Aus dem Gespräch von Mutter und Tochter lassen sich auch einige Rückschlüsse auf die Familienverhältnisse der Galotti schließen. Zuerst einmal ist, wie bereits dargelegt die sehr dominante Stellung der Mutter gegenüber ihrer Tochter deutlich. Der Eigenwille des Kindes in der Familie wird größtmöglich unterbunden, um bestmöglichste Fortschritte für die Familie zu erreichen, durch eine konsequente Erziehung in diesem Sinne wird der Drang zur Eigeninitiative des Kindes bald durch eine Art inneren Zwang der Pflichterfüllung ersetzt. Dies wird bei Emilia sehr deutlich, da sie ihre eigenen Bedürfnisse, also sich Appiani mitzuteilen, unterdrückt um ihn nicht zu beunruhigen und somit sein Wohlgefallen zu riskieren.

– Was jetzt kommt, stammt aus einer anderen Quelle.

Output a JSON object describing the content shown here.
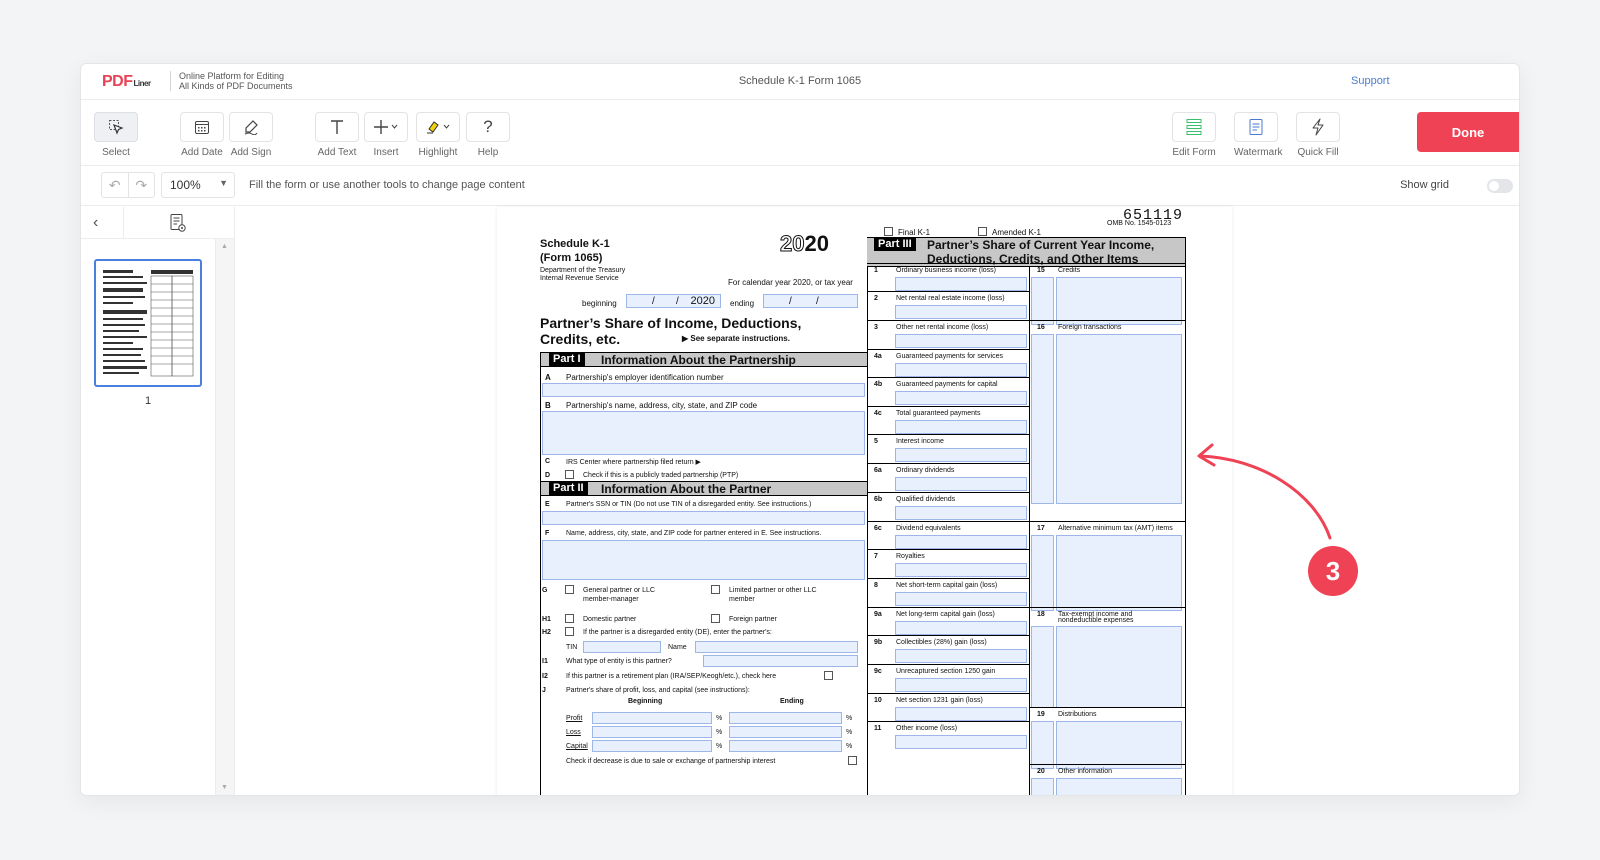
{
  "header": {
    "logo_main": "PDF",
    "logo_sub": "Liner",
    "tagline_1": "Online Platform for Editing",
    "tagline_2": "All Kinds of PDF Documents",
    "title": "Schedule K-1 Form 1065",
    "support": "Support"
  },
  "toolbar": {
    "select": "Select",
    "add_date": "Add Date",
    "add_sign": "Add Sign",
    "add_text": "Add Text",
    "insert": "Insert",
    "highlight": "Highlight",
    "help": "Help",
    "edit_form": "Edit Form",
    "watermark": "Watermark",
    "quick_fill": "Quick Fill",
    "done": "Done"
  },
  "subtoolbar": {
    "zoom": "100%",
    "hint": "Fill the form or use another tools to change page content",
    "show_grid": "Show grid"
  },
  "sidebar": {
    "page_number": "1"
  },
  "form": {
    "barcode": "651119",
    "final_k1": "Final K-1",
    "amended_k1": "Amended K-1",
    "omb": "OMB No. 1545-0123",
    "schedule": "Schedule K-1",
    "form_no": "(Form 1065)",
    "dept": "Department of the Treasury",
    "irs": "Internal Revenue Service",
    "year_light": "20",
    "year_bold": "20",
    "cal_year": "For calendar year 2020, or tax year",
    "beginning": "beginning",
    "year_value": "2020",
    "ending": "ending",
    "title_1": "Partner’s Share of Income, Deductions,",
    "title_2": "Credits, etc.",
    "see_instr": "▶ See separate instructions.",
    "part1_tag": "Part I",
    "part1_title": "Information About the Partnership",
    "A": "Partnership's employer identification number",
    "B": "Partnership's name, address, city, state, and ZIP code",
    "C": "IRS Center where partnership filed return ▶",
    "D": "Check if this is a publicly traded partnership (PTP)",
    "part2_tag": "Part II",
    "part2_title": "Information About the Partner",
    "E": "Partner's SSN or TIN (Do not use TIN of a disregarded entity. See instructions.)",
    "F": "Name, address, city, state, and ZIP code for partner entered in E. See instructions.",
    "G1": "General partner or LLC",
    "G1b": "member-manager",
    "G2": "Limited partner or other LLC",
    "G2b": "member",
    "H1a": "Domestic partner",
    "H1b": "Foreign partner",
    "H2": "If the partner is a disregarded entity (DE), enter the partner's:",
    "tin": "TIN",
    "name": "Name",
    "I1": "What type of entity is this partner?",
    "I2": "If this partner is a retirement plan (IRA/SEP/Keogh/etc.), check here",
    "J": "Partner's share of profit, loss, and capital (see instructions):",
    "col_beg": "Beginning",
    "col_end": "Ending",
    "profit": "Profit",
    "loss": "Loss",
    "capital": "Capital",
    "pct": "%",
    "decrease": "Check if decrease is due to sale or exchange of partnership interest",
    "part3_tag": "Part III",
    "part3_title_1": "Partner’s Share of Current Year Income,",
    "part3_title_2": "Deductions, Credits, and Other Items",
    "left_items": [
      {
        "num": "1",
        "label": "Ordinary business income (loss)"
      },
      {
        "num": "2",
        "label": "Net rental real estate income (loss)"
      },
      {
        "num": "3",
        "label": "Other net rental income (loss)"
      },
      {
        "num": "4a",
        "label": "Guaranteed payments for services"
      },
      {
        "num": "4b",
        "label": "Guaranteed payments for capital"
      },
      {
        "num": "4c",
        "label": "Total guaranteed payments"
      },
      {
        "num": "5",
        "label": "Interest income"
      },
      {
        "num": "6a",
        "label": "Ordinary dividends"
      },
      {
        "num": "6b",
        "label": "Qualified dividends"
      },
      {
        "num": "6c",
        "label": "Dividend equivalents"
      },
      {
        "num": "7",
        "label": "Royalties"
      },
      {
        "num": "8",
        "label": "Net short-term capital gain (loss)"
      },
      {
        "num": "9a",
        "label": "Net long-term capital gain (loss)"
      },
      {
        "num": "9b",
        "label": "Collectibles (28%) gain (loss)"
      },
      {
        "num": "9c",
        "label": "Unrecaptured section 1250 gain"
      },
      {
        "num": "10",
        "label": "Net section 1231 gain (loss)"
      },
      {
        "num": "11",
        "label": "Other income (loss)"
      }
    ],
    "right_items": [
      {
        "num": "15",
        "label": "Credits"
      },
      {
        "num": "16",
        "label": "Foreign transactions"
      },
      {
        "num": "17",
        "label": "Alternative minimum tax (AMT) items"
      },
      {
        "num": "18",
        "label": "Tax-exempt income and"
      },
      {
        "num": "",
        "label": "nondeductible expenses"
      },
      {
        "num": "19",
        "label": "Distributions"
      },
      {
        "num": "20",
        "label": "Other information"
      }
    ]
  },
  "annotation": {
    "step": "3"
  },
  "colors": {
    "accent": "#ef4254",
    "field_fill": "#e8f0fe",
    "link": "#4a7bd0"
  }
}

An dieser Stelle wird auch die enorme Wichtigkeit des Mannes in der Familienhierarchie deutlich. Vor allem Claudias Verhalten gibt dem Zuschauer wichtige Eindrücke in das Verhältnis zwischen dem Familienvater und seiner Frau Beziehungsweise seiner Tochter. Claudia ist heilfroh, dass Emilias Vater nichts von den Vorfällen in der Kirche mitbekommen hat und somit nicht mit diesen Dingen belastet wurde. Das gleiche gilt auch für Appiani, auch er soll nichts davon erfahren um nicht in irgendeiner Weise überzureagieren. Hier sieht man also, dass die Frau dafür da ist vermeintliche Banalitäten von ihrem Mann fern zu halten um seinen Kopf frei zu halten für wichtigere Sachen.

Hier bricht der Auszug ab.